CAMBRIDGE, MASS. – Blog spammers have found ways to automate inserting their unwanted messages into online conversations,
but the few tools available to block them lag woefully behind.
“How far ahead [of us] are the spammers? Who knows,” says Jessica Baumgart, an affiliate with Harvard University’s Berkman Center for Internet and Society, who gave
a presentation on blog spam at the MIT Spam Conference 2007 held in Cambridge Friday. “Any time we try to block them out,
they find a way to get in. We’ll do something and five minutes later they’re back. It’s like playing chess.”

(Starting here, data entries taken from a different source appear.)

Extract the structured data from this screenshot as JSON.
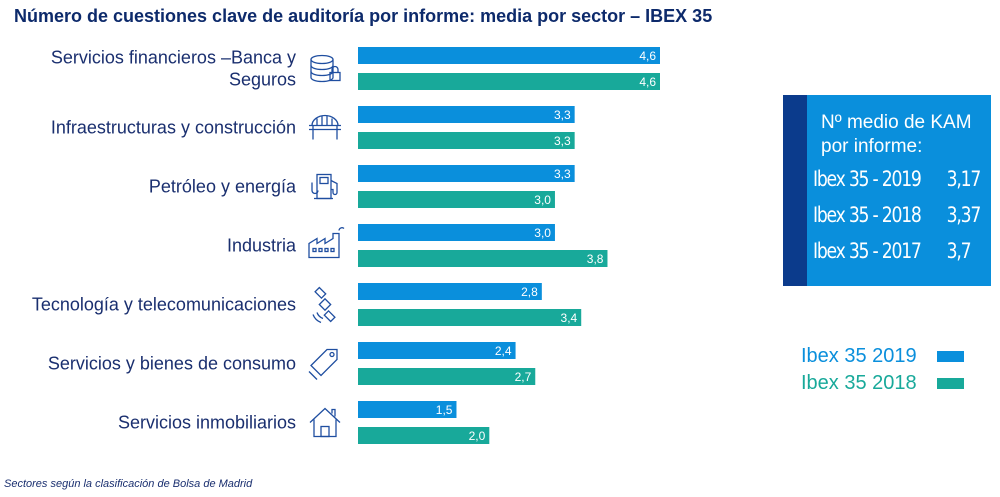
{
  "title": "Número de cuestiones clave de auditoría por informe: media por sector – IBEX 35",
  "chart_data": {
    "type": "bar",
    "orientation": "horizontal",
    "categories": [
      [
        "Servicios financieros –Banca y",
        "Seguros"
      ],
      [
        "Infraestructuras y construcción"
      ],
      [
        "Petróleo y energía"
      ],
      [
        "Industria"
      ],
      [
        "Tecnología y telecomunicaciones"
      ],
      [
        "Servicios y bienes de consumo"
      ],
      [
        "Servicios inmobiliarios"
      ]
    ],
    "category_icons": [
      "database-lock-icon",
      "bridge-icon",
      "fuel-pump-icon",
      "factory-icon",
      "satellite-icon",
      "tag-icon",
      "house-icon"
    ],
    "series": [
      {
        "name": "Ibex 35 2019",
        "color": "#0a8fdc",
        "values": [
          4.6,
          3.3,
          3.3,
          3.0,
          2.8,
          2.4,
          1.5
        ],
        "labels": [
          "4,6",
          "3,3",
          "3,3",
          "3,0",
          "2,8",
          "2,4",
          "1,5"
        ]
      },
      {
        "name": "Ibex 35 2018",
        "color": "#18a99a",
        "values": [
          4.6,
          3.3,
          3.0,
          3.8,
          3.4,
          2.7,
          2.0
        ],
        "labels": [
          "4,6",
          "3,3",
          "3,0",
          "3,8",
          "3,4",
          "2,7",
          "2,0"
        ]
      }
    ],
    "xlim": [
      0,
      4.6
    ],
    "grid": false,
    "legend_position": "right"
  },
  "kam_box": {
    "heading": "Nº medio de KAM por informe:",
    "rows": [
      {
        "label": "Ibex 35 - 2019",
        "value": "3,17"
      },
      {
        "label": "Ibex 35 - 2018",
        "value": "3,37"
      },
      {
        "label": "Ibex 35 - 2017",
        "value": "3,7"
      }
    ]
  },
  "legend": [
    {
      "label": "Ibex 35 2019",
      "color": "#0a8fdc"
    },
    {
      "label": "Ibex 35 2018",
      "color": "#18a99a"
    }
  ],
  "footnote": "Sectores según la clasificación de Bolsa de Madrid"
}
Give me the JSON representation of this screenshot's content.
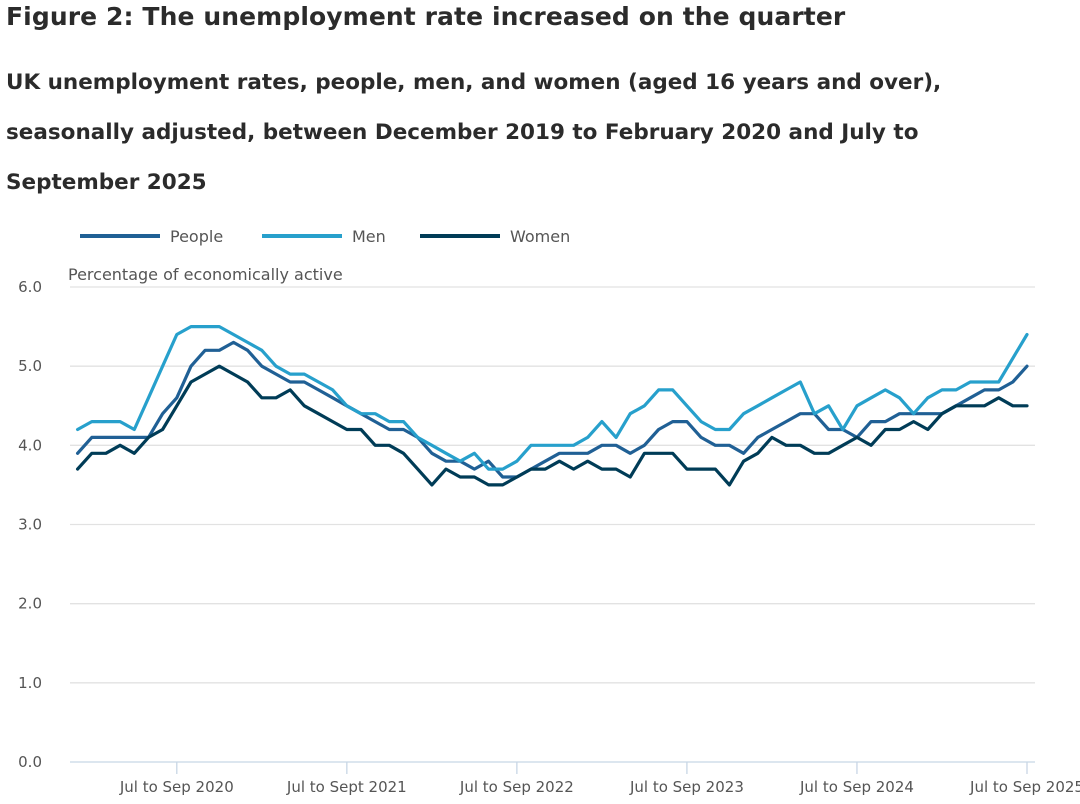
{
  "figure": {
    "title": "Figure 2: The unemployment rate increased on the quarter",
    "subtitle": "UK unemployment rates, people, men, and women (aged 16 years and over), seasonally adjusted, between December 2019 to February 2020 and July to September 2025"
  },
  "chart_data": {
    "type": "line",
    "title": "Figure 2: The unemployment rate increased on the quarter",
    "subtitle": "UK unemployment rates, people, men, and women (aged 16 years and over), seasonally adjusted, between December 2019 to February 2020 and July to September 2025",
    "ylabel": "Percentage of economically active",
    "xlabel": "",
    "ylim": [
      0,
      6
    ],
    "yticks": [
      "0.0",
      "1.0",
      "2.0",
      "3.0",
      "4.0",
      "5.0",
      "6.0"
    ],
    "x_start": "Dec 2019 to Feb 2020",
    "x_end": "Jul to Sep 2025",
    "xticks": [
      {
        "index": 7,
        "label": "Jul to Sep 2020"
      },
      {
        "index": 19,
        "label": "Jul to Sept 2021"
      },
      {
        "index": 31,
        "label": "Jul to Sep 2022"
      },
      {
        "index": 43,
        "label": "Jul to Sep 2023"
      },
      {
        "index": 55,
        "label": "Jul to Sep 2024"
      },
      {
        "index": 67,
        "label": "Jul to Sep 2025"
      }
    ],
    "grid": true,
    "legend_position": "top-left",
    "series": [
      {
        "name": "People",
        "color": "#206095",
        "values": [
          3.9,
          4.1,
          4.1,
          4.1,
          4.1,
          4.1,
          4.4,
          4.6,
          5.0,
          5.2,
          5.2,
          5.3,
          5.2,
          5.0,
          4.9,
          4.8,
          4.8,
          4.7,
          4.6,
          4.5,
          4.4,
          4.3,
          4.2,
          4.2,
          4.1,
          3.9,
          3.8,
          3.8,
          3.7,
          3.8,
          3.6,
          3.6,
          3.7,
          3.8,
          3.9,
          3.9,
          3.9,
          4.0,
          4.0,
          3.9,
          4.0,
          4.2,
          4.3,
          4.3,
          4.1,
          4.0,
          4.0,
          3.9,
          4.1,
          4.2,
          4.3,
          4.4,
          4.4,
          4.2,
          4.2,
          4.1,
          4.3,
          4.3,
          4.4,
          4.4,
          4.4,
          4.4,
          4.5,
          4.6,
          4.7,
          4.7,
          4.8,
          5.0
        ]
      },
      {
        "name": "Men",
        "color": "#27a0cc",
        "values": [
          4.2,
          4.3,
          4.3,
          4.3,
          4.2,
          4.6,
          5.0,
          5.4,
          5.5,
          5.5,
          5.5,
          5.4,
          5.3,
          5.2,
          5.0,
          4.9,
          4.9,
          4.8,
          4.7,
          4.5,
          4.4,
          4.4,
          4.3,
          4.3,
          4.1,
          4.0,
          3.9,
          3.8,
          3.9,
          3.7,
          3.7,
          3.8,
          4.0,
          4.0,
          4.0,
          4.0,
          4.1,
          4.3,
          4.1,
          4.4,
          4.5,
          4.7,
          4.7,
          4.5,
          4.3,
          4.2,
          4.2,
          4.4,
          4.5,
          4.6,
          4.7,
          4.8,
          4.4,
          4.5,
          4.2,
          4.5,
          4.6,
          4.7,
          4.6,
          4.4,
          4.6,
          4.7,
          4.7,
          4.8,
          4.8,
          4.8,
          5.1,
          5.4
        ]
      },
      {
        "name": "Women",
        "color": "#003c57",
        "values": [
          3.7,
          3.9,
          3.9,
          4.0,
          3.9,
          4.1,
          4.2,
          4.5,
          4.8,
          4.9,
          5.0,
          4.9,
          4.8,
          4.6,
          4.6,
          4.7,
          4.5,
          4.4,
          4.3,
          4.2,
          4.2,
          4.0,
          4.0,
          3.9,
          3.7,
          3.5,
          3.7,
          3.6,
          3.6,
          3.5,
          3.5,
          3.6,
          3.7,
          3.7,
          3.8,
          3.7,
          3.8,
          3.7,
          3.7,
          3.6,
          3.9,
          3.9,
          3.9,
          3.7,
          3.7,
          3.7,
          3.5,
          3.8,
          3.9,
          4.1,
          4.0,
          4.0,
          3.9,
          3.9,
          4.0,
          4.1,
          4.0,
          4.2,
          4.2,
          4.3,
          4.2,
          4.4,
          4.5,
          4.5,
          4.5,
          4.6,
          4.5,
          4.5
        ]
      }
    ]
  }
}
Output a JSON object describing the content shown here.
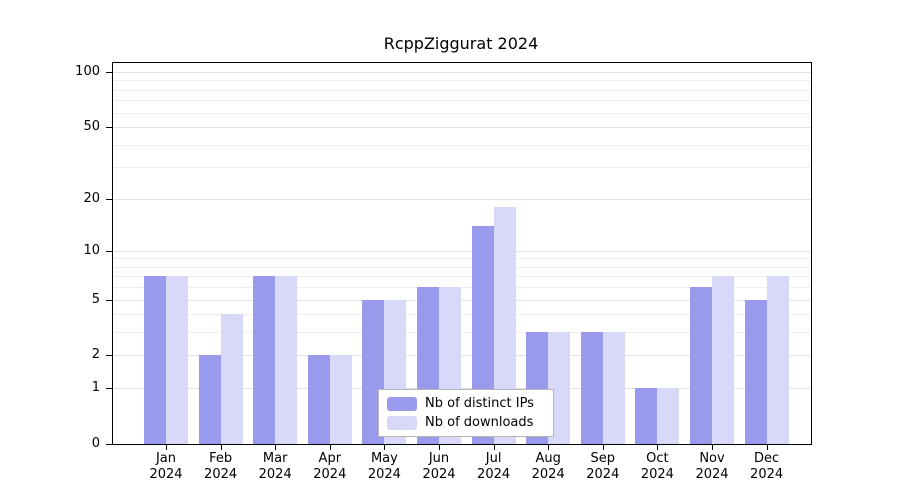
{
  "title": "RcppZiggurat 2024",
  "legend": {
    "items": [
      {
        "label": "Nb of distinct IPs",
        "color": "#9a9aec"
      },
      {
        "label": "Nb of downloads",
        "color": "#d8d8f8"
      }
    ]
  },
  "axes": {
    "y_ticks": [
      {
        "label": "100",
        "value": 100
      },
      {
        "label": "50",
        "value": 50
      },
      {
        "label": "20",
        "value": 20
      },
      {
        "label": "10",
        "value": 10
      },
      {
        "label": "5",
        "value": 5
      },
      {
        "label": "2",
        "value": 2
      },
      {
        "label": "1",
        "value": 1
      },
      {
        "label": "0",
        "value": 0
      }
    ],
    "minor_grid": [
      3,
      4,
      6,
      7,
      8,
      9,
      30,
      40,
      60,
      70,
      80,
      90
    ],
    "x_labels": [
      {
        "month": "Jan",
        "year": "2024"
      },
      {
        "month": "Feb",
        "year": "2024"
      },
      {
        "month": "Mar",
        "year": "2024"
      },
      {
        "month": "Apr",
        "year": "2024"
      },
      {
        "month": "May",
        "year": "2024"
      },
      {
        "month": "Jun",
        "year": "2024"
      },
      {
        "month": "Jul",
        "year": "2024"
      },
      {
        "month": "Aug",
        "year": "2024"
      },
      {
        "month": "Sep",
        "year": "2024"
      },
      {
        "month": "Oct",
        "year": "2024"
      },
      {
        "month": "Nov",
        "year": "2024"
      },
      {
        "month": "Dec",
        "year": "2024"
      }
    ]
  },
  "chart_data": {
    "type": "bar",
    "title": "RcppZiggurat 2024",
    "scale": "log1p",
    "categories": [
      "Jan 2024",
      "Feb 2024",
      "Mar 2024",
      "Apr 2024",
      "May 2024",
      "Jun 2024",
      "Jul 2024",
      "Aug 2024",
      "Sep 2024",
      "Oct 2024",
      "Nov 2024",
      "Dec 2024"
    ],
    "series": [
      {
        "name": "Nb of distinct IPs",
        "color": "#9a9aec",
        "values": [
          7,
          2,
          7,
          2,
          5,
          6,
          14,
          3,
          3,
          1,
          6,
          5
        ]
      },
      {
        "name": "Nb of downloads",
        "color": "#d8d8f8",
        "values": [
          7,
          4,
          7,
          2,
          5,
          6,
          18,
          3,
          3,
          1,
          7,
          7
        ]
      }
    ],
    "ylim": [
      0,
      100
    ],
    "grid": true,
    "legend_position": "inside-bottom-center"
  }
}
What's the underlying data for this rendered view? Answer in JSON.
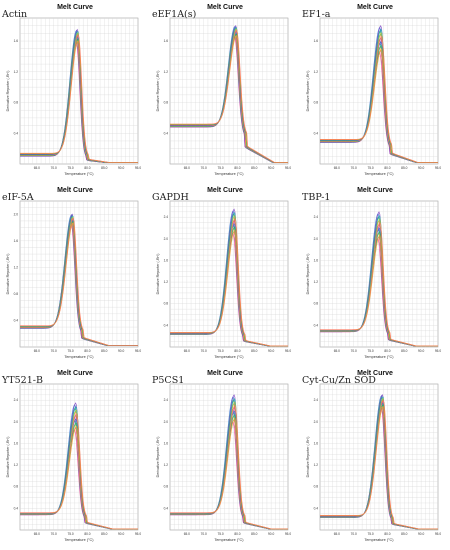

According to Baumgart, who has been involved with Harvard’s blogging initiative for seven years and manages tens of blogs
on seven different platforms, there are three main ways spammers get their messages into blogs:
• Comment spam: spammers are paid to surf the Web in search of blogs to manually type comments into, or write scripts to automatically enter
the text. These can be hard to distinguish from legitimate entries, Baumgart says, except they’re often off the topic of the
blog and include a link to a Web site.
• Trackback spam: spammers develop scripts that use trackback links to place spam on blogs. A blog’s trackback feature lets readers automatically
notify a site that they have linked to its pages. Trackback spam are links to random Web sites, many of which “are things
you don’t necessarily want to see” as the blog host or participant, Baumgart says.
• Spam blogs, or splogs: Spammers take advantage of services like Blogspot to set up free blogs that exist only to point visitors to Web sites. Not
only are these sites annoying to visitors looking for legitimate information on a topic, Baumgart says, but they also pollute
the results of search engines that index the sites.
There are some tools available to help blog hosts combat this unwanted, unrelated input. Certain blog platforms include administration
tools to block certain IP addresses from adding comments, although Baumgart adds spammers tend to use a range of IP addresses
so blocking them one-by-one can become unfeasible. There’s also the no-follow link option, which is a command that can be
embedded in HTML code that tells search engines indexing a blog not to consider a link legitimate, she says.